Meet Rep. Paul Ryan, a man who has rolled up his sleeves and seemingly done the impossible: Attempted to balance our country’s runaway deficit. With the skill of an amateur plastic surgeon, Ryan has hacked away at the bulges and rolls of fat of the U.S. budget with a sharpened knife, gutting out social programs to make our beloved country fit in the same waistband it did 15 or 20 years ago.
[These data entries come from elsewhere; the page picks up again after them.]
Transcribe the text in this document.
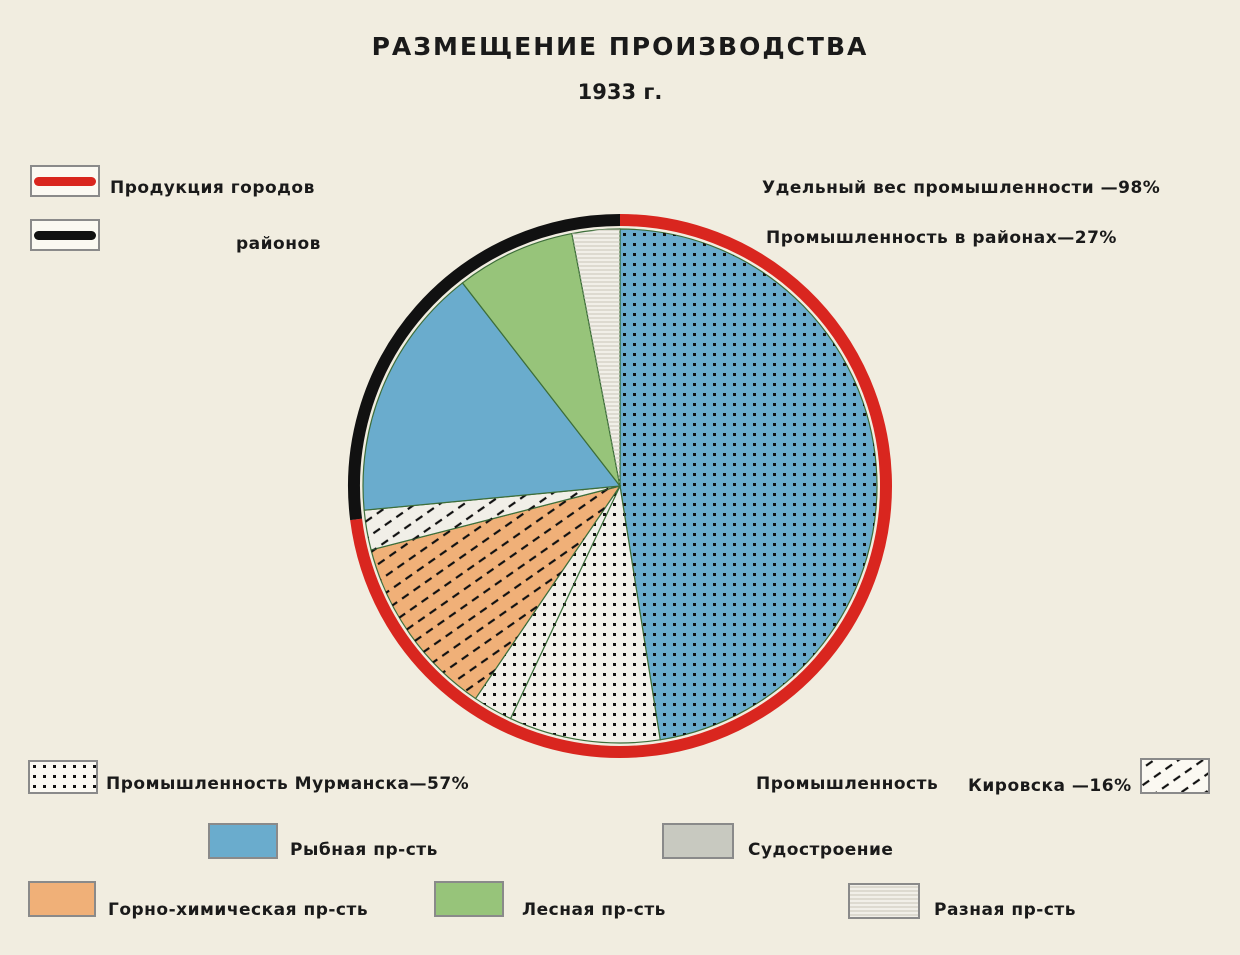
РАЗМЕЩЕНИЕ ПРОИЗВОДСТВА
1933 г.
Продукция городов
районов
Удельный вес промышленности —98%
Промышленность в районах—27%
Промышленность Мурманска—57%	Промышленность Кировска —16%
Рыбная пр-сть	Судостроение
Горно-химическая пр-сть	Лесная пр-сть	Разная пр-сть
Oh, to be slim again.
But with all that fat being trimmed, there are a few vital organs being thrown out — Medicare and Medicaid face the chopping block with Ryan’s proposed cuts, and other items such as food stamps, Pell Grants and low-income housing have also been targeted as excess weight in our unstable economy.
Perhaps you’ve noticed that Ryan’s plan singles out a particular group of individuals in society: the disadvantaged and the people who can’t hope to represent themselves. Cuts to low-income programs account for $2.9 trillion — or two-thirds — of the money Ryan hopes to save with his plan. The old, the poor and the sick don’t stand a chance.
Sadly, targeting those who lack the financial resources to effectively speak for themselves is a common theme among Republican budget plans. The much more vocal interest groups, corporations, the rich and the other miscellaneous well-endowed have been spared from Ryan’s crusade.
But getting sick and old are inevitable, a fact that has somehow managed to sink through the many, many layers of Ryan’s skull. Ryan plans to completely restructure Medicare to instead hand out premiums, essentially vouchers that offer an annual, pre-determined amount of money to the elderly. That predetermined amount, however, is scaled to inflation. The problem? Medical care has never risen at levels that match inflation. The result? Granny’s going to be paying two-thirds of her medical bills out of her own pocket. But it’s all for the benefit of the American economy, right?
Frankly, I’m sick of the “socially inconvenient” being the first to make sacrifices. I’m all for streamlining programs, for making them more cost-efficient and for closing loopholes, but only when those changes exist across the board. I mentioned earlier that there’s a common theme of what’s targeted with budget plans. Now I’ll tell you what’s often untouched: the defense bill. Ryan might be one step away from suggesting we set seniors adrift into the Great Pacific on the next ice floe (a bit of an exaggeration, but you get my point). But our defense bill will remain six times that of China’s, we’ll still be shelling out billions of dollars to preserve a nuclear stockpile numbering in the thousands and we’ll still have more military contractors in Afghanistan than American soldiers. All this is of course necessary and integral to our nation’s state of being. On a side note: I’m getting better at typing one-handed with my fingers crossed behind my back.
The truth is, there are many more sectors of the economy that can see the same cuts low-income programs are seeing. I don’t praise Ryan’s foolish plan any more than I consider him an American hero for publishing a budget that mainly attacks the sorely disadvantaged. Nor do I believe draining Medicare will improve our struggling economy. My conclusion? I have a feeling Grandma Ryan’s birthday check to our favorite senator is going to get lost in the mail.
—Chris Pocock is a journalism junior.
—The views expressed in this column do not necessarily reflect the opinion of The Daily Aztec.